Pointing to the 20 per cent rise in wheat prices in the past 12 months, along
with rises for edible oils, Goodman's chief executive, Tom Park, said the
company's net operating profit for 2002-03 would now come in at the lower end of
the $114 to $128 million range forecast by analysts.
Goodman shares, which have lost 12 per cent of their value in the past six
weeks, closed 4c lower at $1.41.
With wheat and edible oils making up 20 per cent of Goodman's cost base, Mr
Park said the group's baking division would be the hardest hit.
The Baking Australia division delivers about a quarter of the company's
earnings.
``Let me reassure you that every effort will be made to mitigate this impact
through increased productivity and strong performances in our [non-baking]

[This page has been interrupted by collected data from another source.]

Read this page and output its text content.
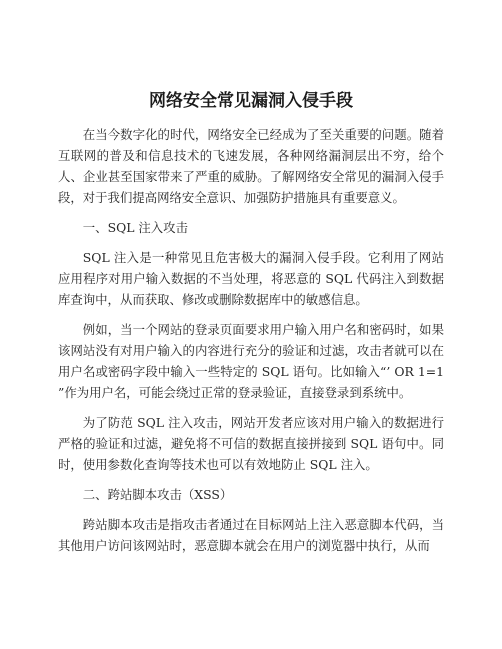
网络安全常见漏洞入侵手段

在当今数字化的时代，网络安全已经成为了至关重要的问题。随着互联网的普及和信息技术的飞速发展，各种网络漏洞层出不穷，给个人、企业甚至国家带来了严重的威胁。了解网络安全常见的漏洞入侵手段，对于我们提高网络安全意识、加强防护措施具有重要意义。

一、SQL 注入攻击

SQL 注入是一种常见且危害极大的漏洞入侵手段。它利用了网站应用程序对用户输入数据的不当处理，将恶意的 SQL 代码注入到数据库查询中，从而获取、修改或删除数据库中的敏感信息。

例如，当一个网站的登录页面要求用户输入用户名和密码时，如果该网站没有对用户输入的内容进行充分的验证和过滤，攻击者就可以在用户名或密码字段中输入一些特定的 SQL 语句。比如输入“’ OR 1=1 ”作为用户名，可能会绕过正常的登录验证，直接登录到系统中。

为了防范 SQL 注入攻击，网站开发者应该对用户输入的数据进行严格的验证和过滤，避免将不可信的数据直接拼接到 SQL 语句中。同时，使用参数化查询等技术也可以有效地防止 SQL 注入。

二、跨站脚本攻击（XSS）

跨站脚本攻击是指攻击者通过在目标网站上注入恶意脚本代码，当其他用户访问该网站时，恶意脚本就会在用户的浏览器中执行，从而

divisions," Mr Park said at the company's annual meeting yesterday. Goodman had
little scope, however, to offset rising wheat prices by increasing bread prices
in the face of stiff competition.
Goodman has lifted wholesale price of its Buttercup, Helga, Vogel, and Riga
bread ranges by 5 per cent, but its rival, George Weston, has not changed
prices. A Weston's spokesman said the company had no immediate plans to lift the
price of its Tip Top and Burgen brands.
Outside the grim news on the baking front, Mr Park said Goodman's transition
into a retail branded food company should be complete by mid-2003 with the sale
of the group's two remaining gelatine plants and ingredients business.
In August, Goodman sold its milling business to GrainCorp and Cargill for
$200 million.
After reaping almost $560 million from divestment of several non-core
businesses in the past 18 months, Goodman said yesterday its $200 million
buy-back would be extended, with a third tranche of $100 million.
Mr Park said the focus will be on growing core Goodman brands, such as Uncle
Toby's, White Wings, Pampas pastry, Praise, Meadow Lea and Buttercup. ``In the
past, too much time and effort [has] been put into too many new category
initiatives, distracting us from our main focus," he said.
Aside from Goodman's aim to entrench its brand names even deeper in
Australia, New Zealand and Fiji, Mr Park said it was looking for several bolt-on
acquisitions to beef up the market share of its portfolio brands.